The interior minister said that the Kazakh diplomats urged police to search for Ablyazov in Rome, and that after they failed to find him, the diplomats demanded his wife and child be expelled.

Alfano said the woman had several opportunities, including with the assistance of a Russian-speaking Italian official, to tell police that her husband is a dissident and to ask for political asylum for herself and child, but that she never did so. Nor did she ever tell the Italian authorities that she and her daughter had permission to stay in Italy thanks to a residency permit issued by Latvia and valid for fellow European Union nations.

The minister contended that the deportation paperwork and procedures correctly followed the rules in the absence of knowledge about her husband's status.

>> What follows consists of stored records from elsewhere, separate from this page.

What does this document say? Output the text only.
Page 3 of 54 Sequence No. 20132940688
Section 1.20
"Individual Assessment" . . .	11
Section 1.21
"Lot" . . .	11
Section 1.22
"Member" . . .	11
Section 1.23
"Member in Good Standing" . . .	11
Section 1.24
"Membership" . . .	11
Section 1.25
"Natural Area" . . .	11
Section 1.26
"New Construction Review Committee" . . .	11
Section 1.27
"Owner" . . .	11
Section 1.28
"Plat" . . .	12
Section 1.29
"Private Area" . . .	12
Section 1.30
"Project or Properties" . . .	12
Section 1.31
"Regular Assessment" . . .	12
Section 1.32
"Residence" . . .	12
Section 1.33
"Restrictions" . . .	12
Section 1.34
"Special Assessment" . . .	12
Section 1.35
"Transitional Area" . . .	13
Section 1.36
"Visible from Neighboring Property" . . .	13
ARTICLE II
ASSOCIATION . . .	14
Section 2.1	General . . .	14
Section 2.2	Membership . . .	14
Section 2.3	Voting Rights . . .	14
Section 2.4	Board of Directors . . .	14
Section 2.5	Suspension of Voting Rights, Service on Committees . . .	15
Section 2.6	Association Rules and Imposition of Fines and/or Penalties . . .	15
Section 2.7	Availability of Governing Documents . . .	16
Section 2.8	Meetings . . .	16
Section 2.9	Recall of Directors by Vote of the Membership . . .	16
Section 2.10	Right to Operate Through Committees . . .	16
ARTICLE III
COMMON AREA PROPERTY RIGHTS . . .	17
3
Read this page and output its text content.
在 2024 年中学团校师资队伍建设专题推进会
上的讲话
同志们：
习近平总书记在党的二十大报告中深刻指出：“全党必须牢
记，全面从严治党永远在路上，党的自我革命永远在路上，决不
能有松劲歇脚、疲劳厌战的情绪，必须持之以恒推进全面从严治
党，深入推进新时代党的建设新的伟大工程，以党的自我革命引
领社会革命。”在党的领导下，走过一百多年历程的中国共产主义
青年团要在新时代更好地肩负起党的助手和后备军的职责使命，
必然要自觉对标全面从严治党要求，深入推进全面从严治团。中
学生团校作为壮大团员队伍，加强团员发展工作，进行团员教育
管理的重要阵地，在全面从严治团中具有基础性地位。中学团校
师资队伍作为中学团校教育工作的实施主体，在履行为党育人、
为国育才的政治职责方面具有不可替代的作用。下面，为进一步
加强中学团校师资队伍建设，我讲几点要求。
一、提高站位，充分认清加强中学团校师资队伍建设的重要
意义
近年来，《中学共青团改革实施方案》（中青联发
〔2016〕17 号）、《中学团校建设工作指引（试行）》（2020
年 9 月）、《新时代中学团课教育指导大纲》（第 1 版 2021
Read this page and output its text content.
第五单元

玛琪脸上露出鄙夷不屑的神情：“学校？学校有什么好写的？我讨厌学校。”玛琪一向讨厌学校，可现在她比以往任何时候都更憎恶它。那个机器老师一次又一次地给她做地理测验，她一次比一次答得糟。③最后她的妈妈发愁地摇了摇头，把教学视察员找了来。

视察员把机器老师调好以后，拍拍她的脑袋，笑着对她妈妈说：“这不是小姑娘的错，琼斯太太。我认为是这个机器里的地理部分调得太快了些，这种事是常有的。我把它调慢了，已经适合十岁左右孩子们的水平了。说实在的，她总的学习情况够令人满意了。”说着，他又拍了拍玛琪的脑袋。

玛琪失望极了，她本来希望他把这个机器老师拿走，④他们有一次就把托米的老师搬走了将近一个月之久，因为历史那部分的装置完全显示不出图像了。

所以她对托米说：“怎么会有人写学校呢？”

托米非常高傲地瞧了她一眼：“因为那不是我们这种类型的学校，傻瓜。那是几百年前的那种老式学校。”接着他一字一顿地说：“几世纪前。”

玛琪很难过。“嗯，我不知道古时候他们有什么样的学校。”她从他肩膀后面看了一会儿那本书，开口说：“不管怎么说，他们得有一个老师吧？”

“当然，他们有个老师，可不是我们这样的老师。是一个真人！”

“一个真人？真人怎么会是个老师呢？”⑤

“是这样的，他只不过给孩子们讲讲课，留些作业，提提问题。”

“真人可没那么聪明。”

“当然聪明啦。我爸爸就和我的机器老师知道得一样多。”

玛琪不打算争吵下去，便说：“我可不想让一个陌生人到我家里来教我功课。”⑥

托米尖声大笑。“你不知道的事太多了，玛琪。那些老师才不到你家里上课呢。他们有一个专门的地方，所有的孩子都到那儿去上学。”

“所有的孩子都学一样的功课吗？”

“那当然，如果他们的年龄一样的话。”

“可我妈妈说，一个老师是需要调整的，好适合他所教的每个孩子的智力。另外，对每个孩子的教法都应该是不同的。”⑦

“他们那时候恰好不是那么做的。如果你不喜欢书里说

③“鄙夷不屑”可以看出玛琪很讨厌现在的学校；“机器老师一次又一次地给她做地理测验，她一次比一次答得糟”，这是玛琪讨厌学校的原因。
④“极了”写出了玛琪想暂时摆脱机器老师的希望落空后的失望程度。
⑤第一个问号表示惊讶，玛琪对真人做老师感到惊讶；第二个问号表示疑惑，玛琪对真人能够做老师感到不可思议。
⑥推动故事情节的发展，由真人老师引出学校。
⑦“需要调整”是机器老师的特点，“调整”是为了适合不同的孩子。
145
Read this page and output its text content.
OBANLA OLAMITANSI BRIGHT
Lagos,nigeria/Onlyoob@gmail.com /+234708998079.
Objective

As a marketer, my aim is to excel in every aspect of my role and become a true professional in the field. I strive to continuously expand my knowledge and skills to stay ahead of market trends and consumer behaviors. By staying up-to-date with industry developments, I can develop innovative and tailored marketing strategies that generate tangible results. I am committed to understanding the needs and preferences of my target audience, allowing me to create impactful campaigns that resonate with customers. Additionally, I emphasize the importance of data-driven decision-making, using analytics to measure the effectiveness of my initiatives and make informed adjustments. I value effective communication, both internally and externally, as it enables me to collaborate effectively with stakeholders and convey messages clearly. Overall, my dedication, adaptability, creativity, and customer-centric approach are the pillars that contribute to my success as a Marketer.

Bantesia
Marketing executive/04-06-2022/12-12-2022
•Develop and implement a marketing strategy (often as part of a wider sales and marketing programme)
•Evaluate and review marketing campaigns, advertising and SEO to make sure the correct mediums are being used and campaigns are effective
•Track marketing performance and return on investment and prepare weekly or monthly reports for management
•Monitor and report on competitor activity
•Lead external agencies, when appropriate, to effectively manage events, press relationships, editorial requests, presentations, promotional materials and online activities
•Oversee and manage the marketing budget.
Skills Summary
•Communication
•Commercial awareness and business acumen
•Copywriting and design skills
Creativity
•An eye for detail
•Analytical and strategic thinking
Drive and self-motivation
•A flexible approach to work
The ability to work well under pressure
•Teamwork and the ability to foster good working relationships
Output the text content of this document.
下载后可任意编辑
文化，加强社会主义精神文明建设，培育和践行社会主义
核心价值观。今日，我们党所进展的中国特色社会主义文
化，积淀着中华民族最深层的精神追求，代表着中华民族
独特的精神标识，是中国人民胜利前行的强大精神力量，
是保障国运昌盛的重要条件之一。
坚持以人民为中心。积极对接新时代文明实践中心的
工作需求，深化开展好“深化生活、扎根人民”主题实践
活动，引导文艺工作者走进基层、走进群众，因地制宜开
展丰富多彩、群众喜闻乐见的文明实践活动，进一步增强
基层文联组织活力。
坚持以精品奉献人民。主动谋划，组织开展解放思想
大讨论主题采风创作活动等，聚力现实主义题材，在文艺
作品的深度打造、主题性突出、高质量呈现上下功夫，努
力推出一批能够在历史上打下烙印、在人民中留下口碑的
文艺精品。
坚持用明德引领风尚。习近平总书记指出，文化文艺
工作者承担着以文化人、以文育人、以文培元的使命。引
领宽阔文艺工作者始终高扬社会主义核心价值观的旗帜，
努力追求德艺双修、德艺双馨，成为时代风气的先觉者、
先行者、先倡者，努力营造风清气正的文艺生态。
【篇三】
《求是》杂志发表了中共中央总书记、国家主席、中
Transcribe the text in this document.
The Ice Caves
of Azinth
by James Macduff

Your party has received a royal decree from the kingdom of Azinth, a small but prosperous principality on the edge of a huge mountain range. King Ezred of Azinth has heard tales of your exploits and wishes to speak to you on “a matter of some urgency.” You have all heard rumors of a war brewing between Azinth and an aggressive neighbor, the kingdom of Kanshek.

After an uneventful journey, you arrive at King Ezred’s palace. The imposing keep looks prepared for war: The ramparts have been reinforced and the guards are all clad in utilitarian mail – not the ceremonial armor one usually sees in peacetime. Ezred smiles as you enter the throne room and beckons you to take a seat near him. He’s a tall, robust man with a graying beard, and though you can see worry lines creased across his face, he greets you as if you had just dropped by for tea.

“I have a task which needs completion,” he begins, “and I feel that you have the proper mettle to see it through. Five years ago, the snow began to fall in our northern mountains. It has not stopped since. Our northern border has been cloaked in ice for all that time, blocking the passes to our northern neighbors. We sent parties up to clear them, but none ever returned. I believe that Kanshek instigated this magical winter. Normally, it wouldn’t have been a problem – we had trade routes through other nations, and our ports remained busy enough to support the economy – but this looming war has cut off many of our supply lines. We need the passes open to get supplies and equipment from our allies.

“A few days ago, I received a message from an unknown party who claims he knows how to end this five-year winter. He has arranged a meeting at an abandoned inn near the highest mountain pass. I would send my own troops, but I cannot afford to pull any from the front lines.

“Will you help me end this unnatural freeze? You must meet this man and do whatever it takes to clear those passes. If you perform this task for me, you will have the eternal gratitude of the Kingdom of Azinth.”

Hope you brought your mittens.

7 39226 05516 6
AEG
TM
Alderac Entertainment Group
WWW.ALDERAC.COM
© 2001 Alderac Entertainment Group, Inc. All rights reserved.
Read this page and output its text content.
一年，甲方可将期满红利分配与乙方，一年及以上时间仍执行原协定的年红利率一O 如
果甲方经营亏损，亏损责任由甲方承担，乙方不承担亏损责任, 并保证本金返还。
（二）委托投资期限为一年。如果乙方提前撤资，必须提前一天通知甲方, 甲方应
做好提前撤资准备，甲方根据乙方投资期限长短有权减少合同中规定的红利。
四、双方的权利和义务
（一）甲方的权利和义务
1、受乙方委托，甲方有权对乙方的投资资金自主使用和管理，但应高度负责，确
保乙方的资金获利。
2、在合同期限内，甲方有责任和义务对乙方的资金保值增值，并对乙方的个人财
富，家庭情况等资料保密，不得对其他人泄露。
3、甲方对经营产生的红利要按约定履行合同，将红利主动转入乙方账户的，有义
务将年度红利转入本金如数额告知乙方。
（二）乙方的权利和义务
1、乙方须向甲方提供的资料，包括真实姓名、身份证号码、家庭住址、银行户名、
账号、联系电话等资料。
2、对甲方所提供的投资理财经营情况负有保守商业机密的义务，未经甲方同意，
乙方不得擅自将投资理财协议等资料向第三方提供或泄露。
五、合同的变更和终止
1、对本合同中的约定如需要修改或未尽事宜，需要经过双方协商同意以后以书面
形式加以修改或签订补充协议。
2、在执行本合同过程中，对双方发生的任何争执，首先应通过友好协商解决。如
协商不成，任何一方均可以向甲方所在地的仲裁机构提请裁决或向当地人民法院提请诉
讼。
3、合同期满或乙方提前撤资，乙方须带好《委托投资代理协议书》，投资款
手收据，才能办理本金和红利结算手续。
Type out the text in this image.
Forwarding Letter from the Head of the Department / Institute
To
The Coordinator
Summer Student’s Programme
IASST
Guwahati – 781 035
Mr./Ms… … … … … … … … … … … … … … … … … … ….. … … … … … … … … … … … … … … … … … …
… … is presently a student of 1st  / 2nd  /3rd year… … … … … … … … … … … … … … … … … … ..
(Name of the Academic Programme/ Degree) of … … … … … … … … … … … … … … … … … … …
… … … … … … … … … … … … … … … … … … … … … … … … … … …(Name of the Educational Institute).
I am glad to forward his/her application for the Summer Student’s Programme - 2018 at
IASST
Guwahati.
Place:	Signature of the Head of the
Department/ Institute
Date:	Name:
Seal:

When the Kazakh diplomats were told that because there was no non-stop commercial flight from Rome to Almaty — the woman and child would have to change planes in Moscow — they argued there was a risk that Ablyazov's supporters might stage a violent blitz to grab hold of the two during the stopover, and insisted the deportees be flown directly on a government jet, Alfano said.

Alfano called that circumstance yet another red flag that should have prompted interior ministry and police officials to report the situation to the minister himself. Italy's state police fall under the jurisdiction of the Interior Ministry.

Letta's office said the state police chief's report confirmed that the "top levels of government weren't involved" in the expulsions and that Foreign Minister Emma Bonino was summoning Kazakhstan's ambassador in Rome "to receive proper clarification."